MUSTAFA KEMAL PAŞA’YA 17 GÜN BAKTI
Şafak sökene kadar süren sohbet, dostluğun tohumlarını da attı. Bir mühlet dostlukları o kadar ilerledi ki o devirde şiddetli ve ateşli bir mide rahatsızlığı geçiren Mustafa Kemal Paşa’ya 17 gün bakan kişi de Mevhibe Celalettin’di.
“BALOYA GİT” EMRİ
Bir gün Mustafa Kemal, Prenses’e bir misyon verdi. Mustafa Kemal’in Şişli’de oturduğu meskenin tam karşısında bir konak vardı. Bu konak, İtalyan işgal güçleri kumandanı Albay Roletto tarafından karargah olarak kullanılıyordu. Bir gün Mustafa Kemal Paşa, Mevhibe Celalettin’e “Gelecek hafta Roletto’nun şu karşımızdaki konutunda balo verilecek. Sizin bu baloya kesinlikle gitmenizi istiyorum” dedi. Mevhibe Celalettin, paşaya davetli olmadığını, kimseyi tanımadığını söylediyse de, “Bu sizin için kolay bir şeydir. Bunu halledebilirsiniz. Bunu sizden bekliyorum” cevabını aldı. Mevhibe Celalettin, bundan sonra ortalarında geçen diyaloğu şöyle anlatıyor:
“Bu adeta bir buyruktu. Güldüm:
– Madem ki emrediyorsunuz, ne yapıp yapıp giderim, dedim.
Paşa gülümsedi ve:
– Buyruk değil, rica ediyorum, diye karşılık verdi.

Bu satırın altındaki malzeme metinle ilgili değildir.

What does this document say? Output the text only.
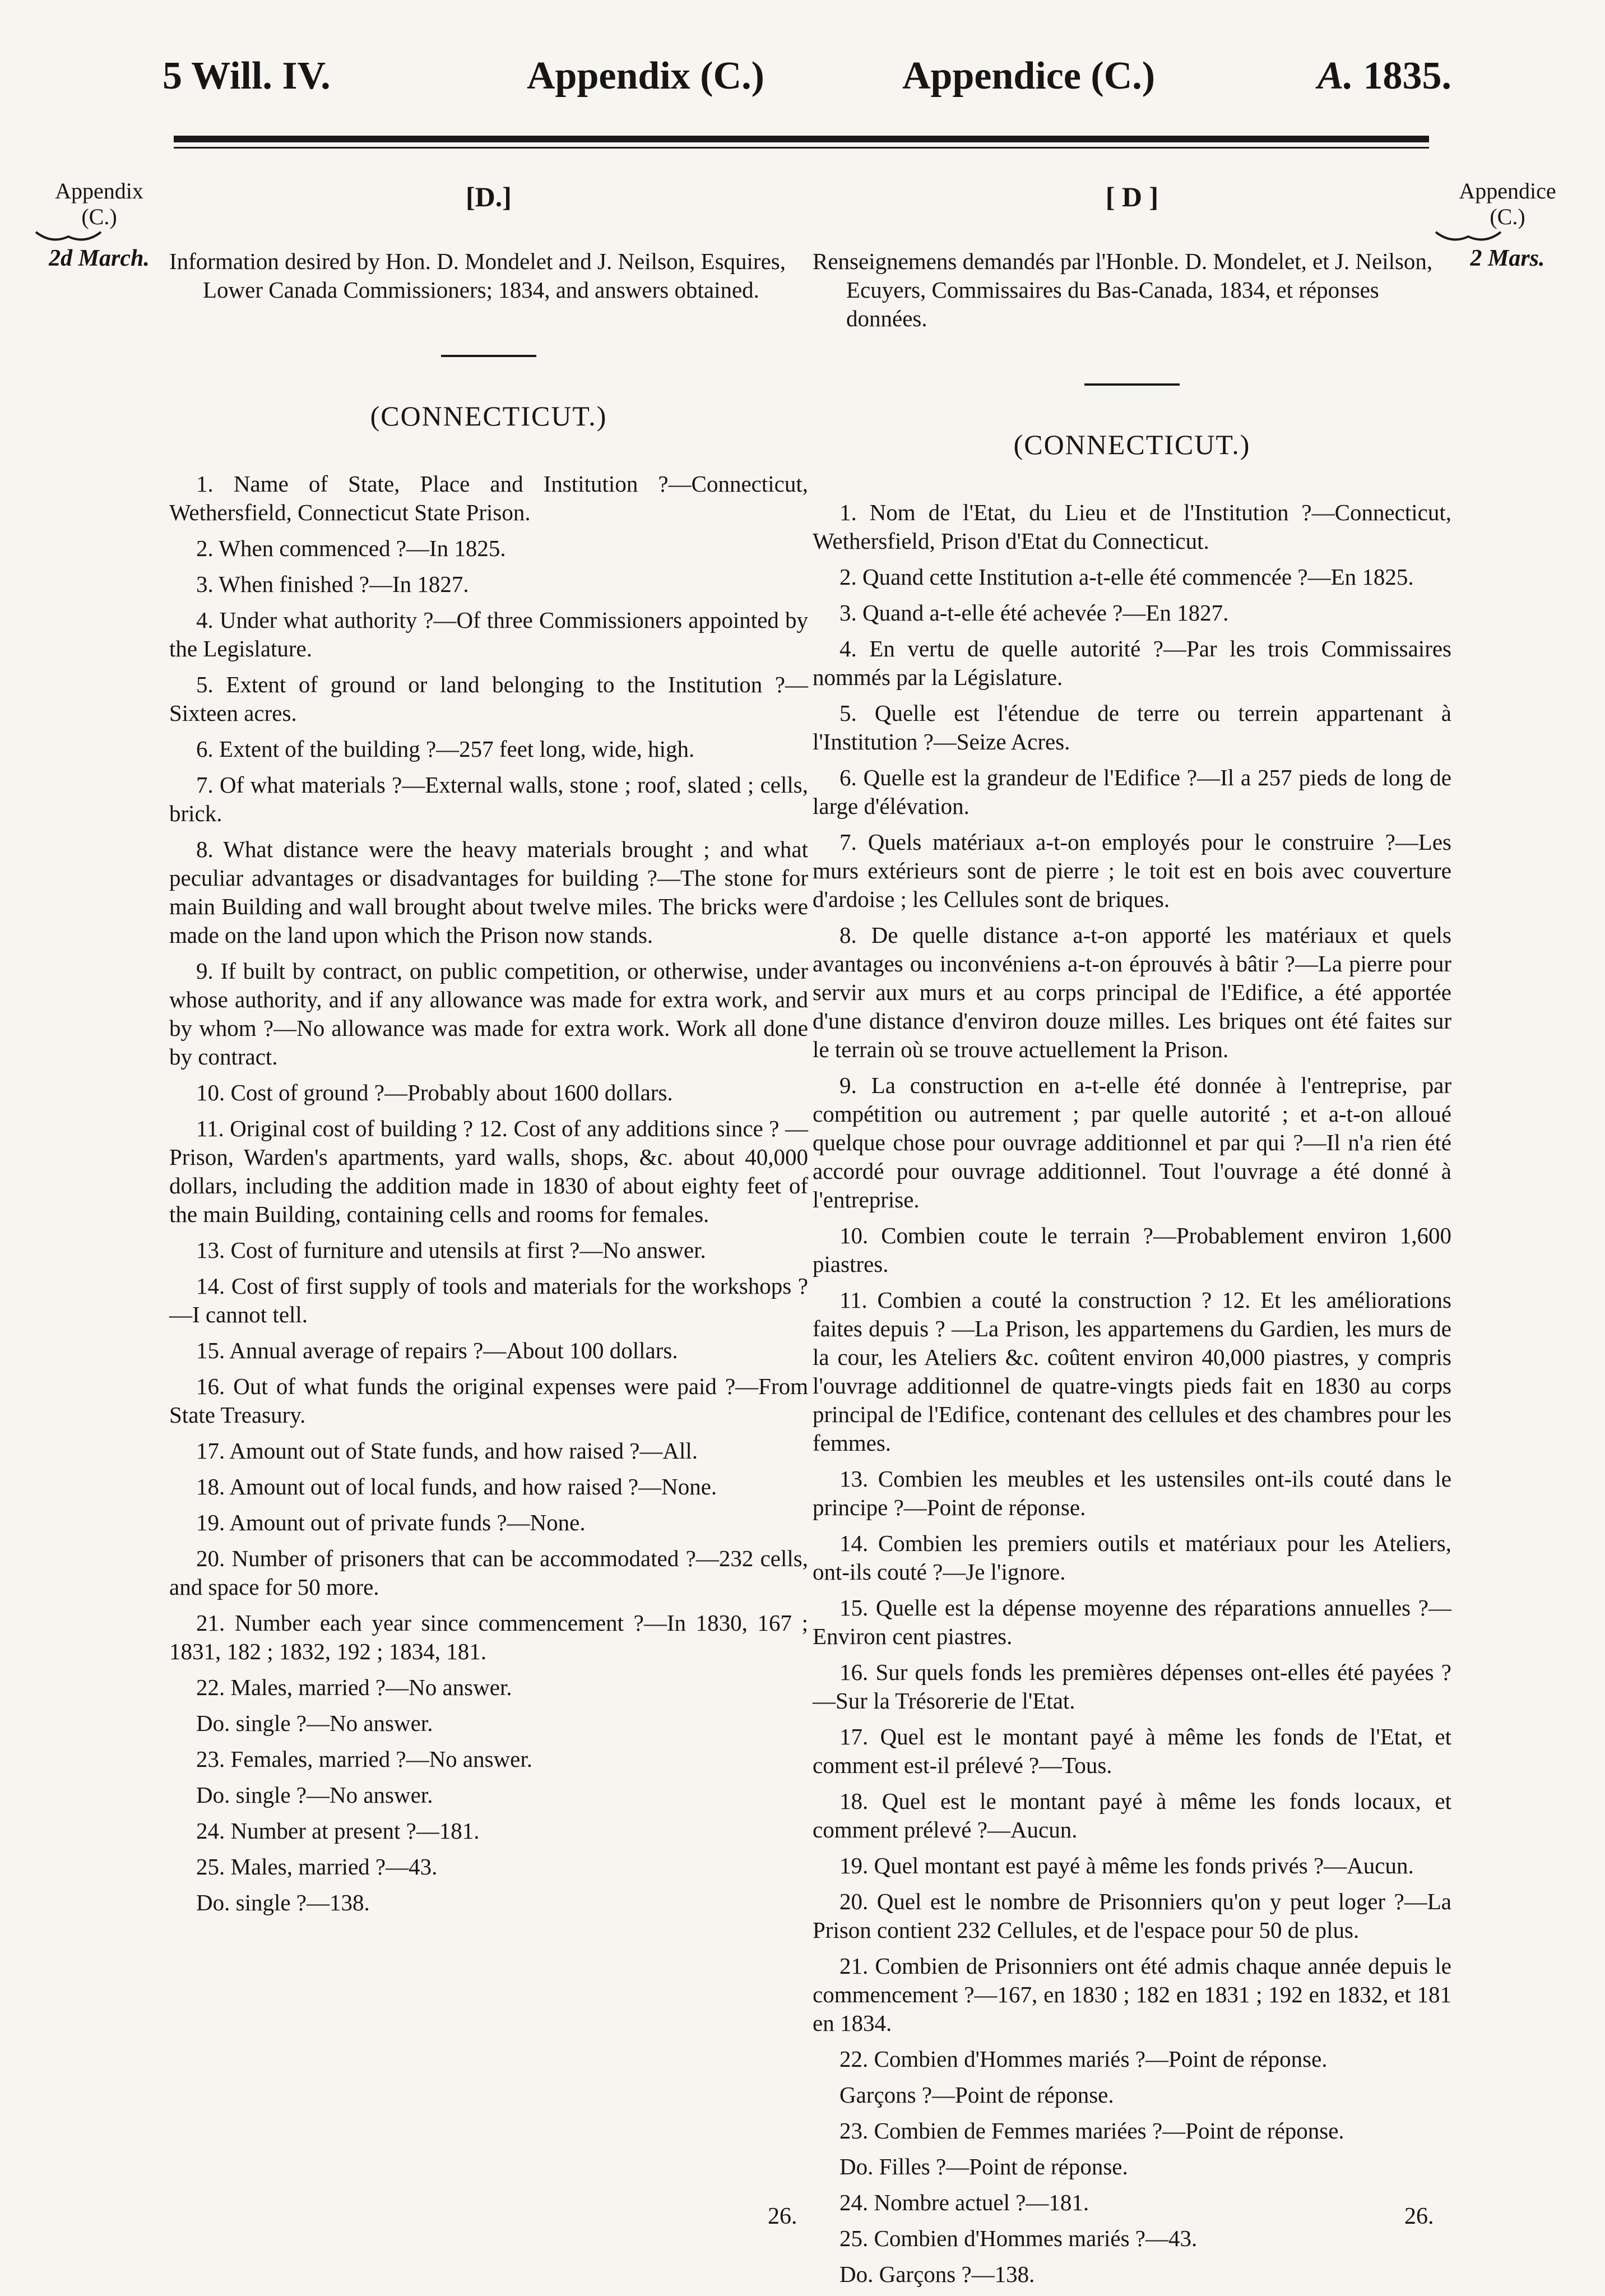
5 Will. IV.	Appendix (C.)	Appendice (C.)	A. 1835.
Appendix
(C.)
2d March.
Appendice
(C.)
2 Mars.
[D.]

Information desired by Hon. D. Mondelet and J. Neilson, Esquires, Lower Canada Commissioners; 1834, and answers obtained.

(CONNECTICUT.)

1. Name of State, Place and Institution ?—Connecticut, Wethersfield, Connecticut State Prison.

2. When commenced ?—In 1825.

3. When finished ?—In 1827.

4. Under what authority ?—Of three Commissioners appointed by the Legislature.

5. Extent of ground or land belonging to the Institution ?—Sixteen acres.

6. Extent of the building ?—257 feet long, wide, high.

7. Of what materials ?—External walls, stone ; roof, slated ; cells, brick.

8. What distance were the heavy materials brought ; and what peculiar advantages or disadvantages for building ?—The stone for main Building and wall brought about twelve miles. The bricks were made on the land upon which the Prison now stands.

9. If built by contract, on public competition, or otherwise, under whose authority, and if any allowance was made for extra work, and by whom ?—No allowance was made for extra work. Work all done by contract.

10. Cost of ground ?—Probably about 1600 dollars.

11. Original cost of building ? 12. Cost of any additions since ? —Prison, Warden's apartments, yard walls, shops, &c. about 40,000 dollars, including the addition made in 1830 of about eighty feet of the main Building, containing cells and rooms for females.

13. Cost of furniture and utensils at first ?—No answer.

14. Cost of first supply of tools and materials for the workshops ?—I cannot tell.

15. Annual average of repairs ?—About 100 dollars.

16. Out of what funds the original expenses were paid ?—From State Treasury.

17. Amount out of State funds, and how raised ?—All.

18. Amount out of local funds, and how raised ?—None.

19. Amount out of private funds ?—None.

20. Number of prisoners that can be accommodated ?—232 cells, and space for 50 more.

21. Number each year since commencement ?—In 1830, 167 ; 1831, 182 ; 1832, 192 ; 1834, 181.

22. Males, married ?—No answer.

Do. single ?—No answer.

23. Females, married ?—No answer.

Do. single ?—No answer.

24. Number at present ?—181.

25. Males, married ?—43.

Do. single ?—138.

[ D ]

Renseignemens demandés par l'Honble. D. Mondelet, et J. Neilson, Ecuyers, Commissaires du Bas-Canada, 1834, et réponses données.

(CONNECTICUT.)

1. Nom de l'Etat, du Lieu et de l'Institution ?—Connecticut, Wethersfield, Prison d'Etat du Connecticut.

2. Quand cette Institution a-t-elle été commencée ?—En 1825.

3. Quand a-t-elle été achevée ?—En 1827.

4. En vertu de quelle autorité ?—Par les trois Commissaires nommés par la Législature.

5. Quelle est l'étendue de terre ou terrein appartenant à l'Institution ?—Seize Acres.

6. Quelle est la grandeur de l'Edifice ?—Il a 257 pieds de long de large d'élévation.

7. Quels matériaux a-t-on employés pour le construire ?—Les murs extérieurs sont de pierre ; le toit est en bois avec couverture d'ardoise ; les Cellules sont de briques.

8. De quelle distance a-t-on apporté les matériaux et quels avantages ou inconvéniens a-t-on éprouvés à bâtir ?—La pierre pour servir aux murs et au corps principal de l'Edifice, a été apportée d'une distance d'environ douze milles. Les briques ont été faites sur le terrain où se trouve actuellement la Prison.

9. La construction en a-t-elle été donnée à l'entreprise, par compétition ou autrement ; par quelle autorité ; et a-t-on alloué quelque chose pour ouvrage additionnel et par qui ?—Il n'a rien été accordé pour ouvrage additionnel. Tout l'ouvrage a été donné à l'entreprise.

10. Combien coute le terrain ?—Probablement environ 1,600 piastres.

11. Combien a couté la construction ? 12. Et les améliorations faites depuis ? —La Prison, les appartemens du Gardien, les murs de la cour, les Ateliers &c. coûtent environ 40,000 piastres, y compris l'ouvrage additionnel de quatre-vingts pieds fait en 1830 au corps principal de l'Edifice, contenant des cellules et des chambres pour les femmes.

13. Combien les meubles et les ustensiles ont-ils couté dans le principe ?—Point de réponse.

14. Combien les premiers outils et matériaux pour les Ateliers, ont-ils couté ?—Je l'ignore.

15. Quelle est la dépense moyenne des réparations annuelles ?—Environ cent piastres.

16. Sur quels fonds les premières dépenses ont-elles été payées ?—Sur la Trésorerie de l'Etat.

17. Quel est le montant payé à même les fonds de l'Etat, et comment est-il prélevé ?—Tous.

18. Quel est le montant payé à même les fonds locaux, et comment prélevé ?—Aucun.

19. Quel montant est payé à même les fonds privés ?—Aucun.

20. Quel est le nombre de Prisonniers qu'on y peut loger ?—La Prison contient 232 Cellules, et de l'espace pour 50 de plus.

21. Combien de Prisonniers ont été admis chaque année depuis le commencement ?—167, en 1830 ; 182 en 1831 ; 192 en 1832, et 181 en 1834.

22. Combien d'Hommes mariés ?—Point de réponse.

Garçons ?—Point de réponse.

23. Combien de Femmes mariées ?—Point de réponse.

Do. Filles ?—Point de réponse.

24. Nombre actuel ?—181.

25. Combien d'Hommes mariés ?—43.

Do. Garçons ?—138.

26.	26.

– Pekala, gitme yolunu buldum ve baloya gittim. Orada ne yapacağım?
– Bu işi halledin, ondan sonra sizinle uzun uzunluklu görüşürüz, diye yanıt verdi.”
ANADOLU’YA GİTMEDİ
Mevhibe Celalettin, çeşitli dostlarını ortaya koyduktan sonra baloya davet edilmeyi başardı. Buraya gittiğinde, Mustafa Kemal Paşa’nın talimatıyla, ismini açıklamak istemediği bir kişinin kimlerle konuştuğunu izledi. İzlenimlerini de Mustafa Kemal Paşa’ya aktardı. Paşa, bir müddet sonra Mevhibe Celalettin’e Anadolu’ya geçeceğini bildirdi ve kendisiyle gelmesini istedi. Lakin Mevhibe Celalettin, “Biraz düşünmek lazım lakin Anadolu’ya geçeceğimi zannetmiyorum” diye karşılık verince, içtenlikli dostluk böylelikle sona erdi.